But Plaintiff cites no aspect in which the agreement’s substance is unconscionable. She argues that it lacks the protections required by the Armendariz decision, such as a neutral arbitrator, a written decision, and adequate discovery. (Opposition at pp. 6–7.) Yet Armendariz announces a rule that such requirements will be implied into agreements that require them when they are not excluded: “We further infer that when parties agree to arbitrate statutory claims, they also implicitly agree, absent express language to the contrary, to such procedures as are necessary to vindicate that claim.” (Armendariz v. Foundation Health Psychcare Services, Inc. (2000) 24 Cal.4th 83, 106.) Plaintiff’s argument that the agreement is “entirely silent” on these matters thus furnishes no basis to invalidate the agreement. (Opposition at p. 8.)

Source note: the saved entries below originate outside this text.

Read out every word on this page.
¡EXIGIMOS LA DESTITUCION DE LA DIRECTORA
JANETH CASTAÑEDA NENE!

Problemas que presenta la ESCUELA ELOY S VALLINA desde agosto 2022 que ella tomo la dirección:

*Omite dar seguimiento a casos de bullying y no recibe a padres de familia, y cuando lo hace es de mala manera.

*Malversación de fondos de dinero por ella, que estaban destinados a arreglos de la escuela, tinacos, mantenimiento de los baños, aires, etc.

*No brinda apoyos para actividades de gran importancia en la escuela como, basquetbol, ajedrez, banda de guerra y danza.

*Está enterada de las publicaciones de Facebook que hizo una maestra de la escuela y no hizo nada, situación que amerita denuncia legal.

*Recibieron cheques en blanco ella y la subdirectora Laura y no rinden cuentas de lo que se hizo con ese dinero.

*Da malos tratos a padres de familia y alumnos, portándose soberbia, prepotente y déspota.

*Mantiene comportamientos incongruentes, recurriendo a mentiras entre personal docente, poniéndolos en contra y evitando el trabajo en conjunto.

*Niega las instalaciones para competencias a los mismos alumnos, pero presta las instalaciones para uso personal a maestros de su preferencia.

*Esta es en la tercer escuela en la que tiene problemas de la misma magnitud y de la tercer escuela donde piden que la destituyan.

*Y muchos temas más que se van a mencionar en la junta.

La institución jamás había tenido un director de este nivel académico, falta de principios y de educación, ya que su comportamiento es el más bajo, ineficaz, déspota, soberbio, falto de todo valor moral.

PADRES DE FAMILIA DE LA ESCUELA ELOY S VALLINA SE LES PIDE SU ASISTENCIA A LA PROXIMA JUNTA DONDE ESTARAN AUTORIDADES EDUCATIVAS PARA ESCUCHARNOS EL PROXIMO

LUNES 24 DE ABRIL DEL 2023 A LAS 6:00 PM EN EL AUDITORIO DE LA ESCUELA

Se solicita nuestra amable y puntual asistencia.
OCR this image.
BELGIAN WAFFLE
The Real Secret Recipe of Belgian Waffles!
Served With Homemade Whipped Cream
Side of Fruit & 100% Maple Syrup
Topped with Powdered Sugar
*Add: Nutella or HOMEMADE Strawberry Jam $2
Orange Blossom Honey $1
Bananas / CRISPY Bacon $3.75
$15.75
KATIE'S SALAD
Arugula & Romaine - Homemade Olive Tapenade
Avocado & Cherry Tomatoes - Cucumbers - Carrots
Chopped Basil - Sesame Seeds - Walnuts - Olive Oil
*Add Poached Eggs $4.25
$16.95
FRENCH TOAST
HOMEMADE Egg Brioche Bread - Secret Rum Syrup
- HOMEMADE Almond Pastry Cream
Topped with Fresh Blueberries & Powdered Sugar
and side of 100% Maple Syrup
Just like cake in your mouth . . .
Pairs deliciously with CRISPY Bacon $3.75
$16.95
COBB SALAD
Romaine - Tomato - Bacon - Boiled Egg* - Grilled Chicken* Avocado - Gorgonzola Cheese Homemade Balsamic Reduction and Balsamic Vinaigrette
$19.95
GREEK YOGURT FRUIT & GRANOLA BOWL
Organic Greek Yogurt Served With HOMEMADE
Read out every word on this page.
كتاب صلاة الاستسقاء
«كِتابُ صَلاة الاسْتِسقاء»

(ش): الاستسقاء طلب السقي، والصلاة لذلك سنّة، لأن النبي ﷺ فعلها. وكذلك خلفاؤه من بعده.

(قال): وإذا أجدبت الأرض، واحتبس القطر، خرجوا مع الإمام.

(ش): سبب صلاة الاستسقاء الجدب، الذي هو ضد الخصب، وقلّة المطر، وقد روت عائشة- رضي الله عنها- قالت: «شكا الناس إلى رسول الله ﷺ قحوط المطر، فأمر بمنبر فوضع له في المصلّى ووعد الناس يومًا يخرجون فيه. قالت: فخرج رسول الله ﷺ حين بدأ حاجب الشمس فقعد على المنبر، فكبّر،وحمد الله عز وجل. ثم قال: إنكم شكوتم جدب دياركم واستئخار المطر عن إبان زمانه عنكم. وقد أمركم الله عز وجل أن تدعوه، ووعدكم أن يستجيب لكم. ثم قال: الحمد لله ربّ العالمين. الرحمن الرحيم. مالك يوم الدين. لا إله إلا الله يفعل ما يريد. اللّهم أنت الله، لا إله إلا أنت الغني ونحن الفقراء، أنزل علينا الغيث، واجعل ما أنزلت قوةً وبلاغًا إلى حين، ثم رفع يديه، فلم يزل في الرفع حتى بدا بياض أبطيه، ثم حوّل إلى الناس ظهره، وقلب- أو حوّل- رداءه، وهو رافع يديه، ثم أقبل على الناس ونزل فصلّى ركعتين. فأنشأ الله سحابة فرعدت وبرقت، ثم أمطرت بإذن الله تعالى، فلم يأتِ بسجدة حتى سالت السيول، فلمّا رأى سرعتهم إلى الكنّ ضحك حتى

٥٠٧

Plaintiff also argues that the agreement is unconscionable in its scope, yet this too is unpersuasive. The case that Plaintiff relies upon addressed an arbitration provision drafted by a university employer, applicable to “all claims whether or not arising out of Employee’s University Employment.” (Cook v. University of Southern California (2024) 102 Cal.App.5th 312, 321.) This is unlike the present arbitration provision, which applies to “any claim or dispute arising from or related to this agreement, or the relationship of the parties in any respect thereto.” (Beebe Decl. Exh. 1, ¶ 8.) The arbitration agreement is not unlimited in scope, but expressly limited to claims arising out of the relationship defined by the agreement. The agreement is therefore not unconscionable.
The motion to compel arbitration is therefore GRANTED.*
Defendants’ objections to those portions of Plaintiff’s declaration wherein she describes the nature of her relationship with Defendants need not be ruled upon, as the evidence is not material to the resolution of this motion.